Speaker Verification with Speech-Aware LLMs: Evaluation and Augmentation
This work addresses the problem of enabling speaker verification in speech-aware LLMs for applications requiring both natural language and speaker identity processing, representing an incremental improvement by augmenting existing models.
The paper tackled the problem of whether speech-aware large language models (LLMs) encode speaker identity by proposing a model-agnostic scoring protocol for evaluation and a lightweight augmentation method. The result showed that baseline LLMs had weak speaker discrimination (EERs above 20% on VoxCeleb1), while the augmented ECAPA-LLM achieved 1.03% EER on VoxCeleb1-E, approaching dedicated system performance.

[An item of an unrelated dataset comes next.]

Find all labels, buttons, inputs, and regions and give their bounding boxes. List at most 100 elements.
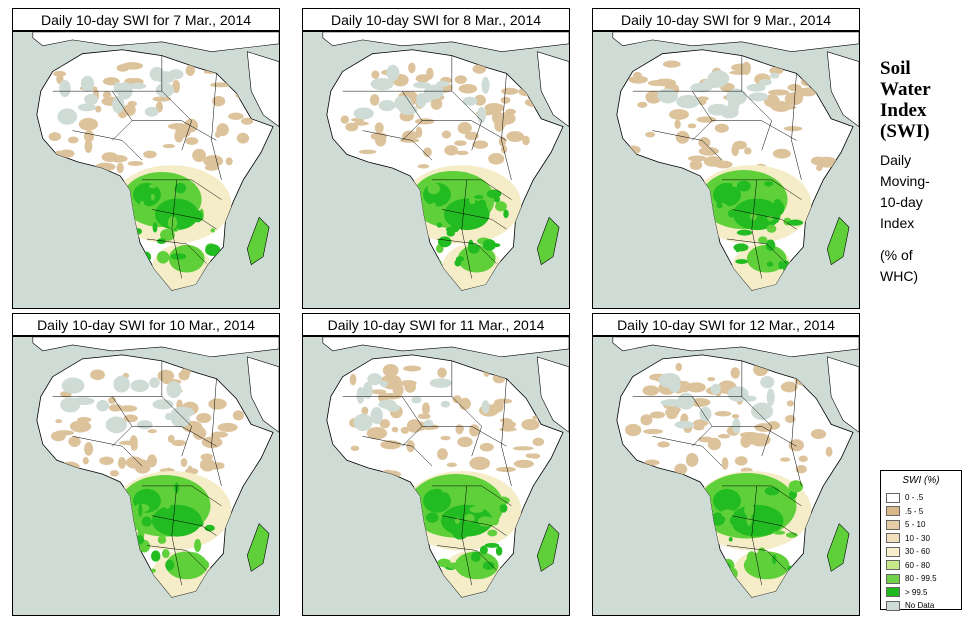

Speech-aware large language models (LLMs) can accept speech inputs, yet their training objectives largely emphasize linguistic content or specific fields such as emotions or the speaker's gender, leaving it unclear whether they encode speaker identity. First, we propose a model-agnostic scoring protocol that produces continuous verification scores for both API-only and open-weight models, using confidence scores or log-likelihood ratios from the Yes/No token probabilities. Using this protocol, we benchmark recent speech-aware LLMs and observe weak speaker discrimination (EERs above 20% on VoxCeleb1). Second, we introduce a lightweight augmentation that equips an LLM with ASV capability by injecting frozen ECAPA-TDNN speaker embeddings through a learned projection and training only LoRA adapters. On TinyLLaMA-1.1B, the resulting ECAPA-LLM achieves 1.03% EER on VoxCeleb1-E, approaching a dedicated speaker verification system while preserving a natural-language interface.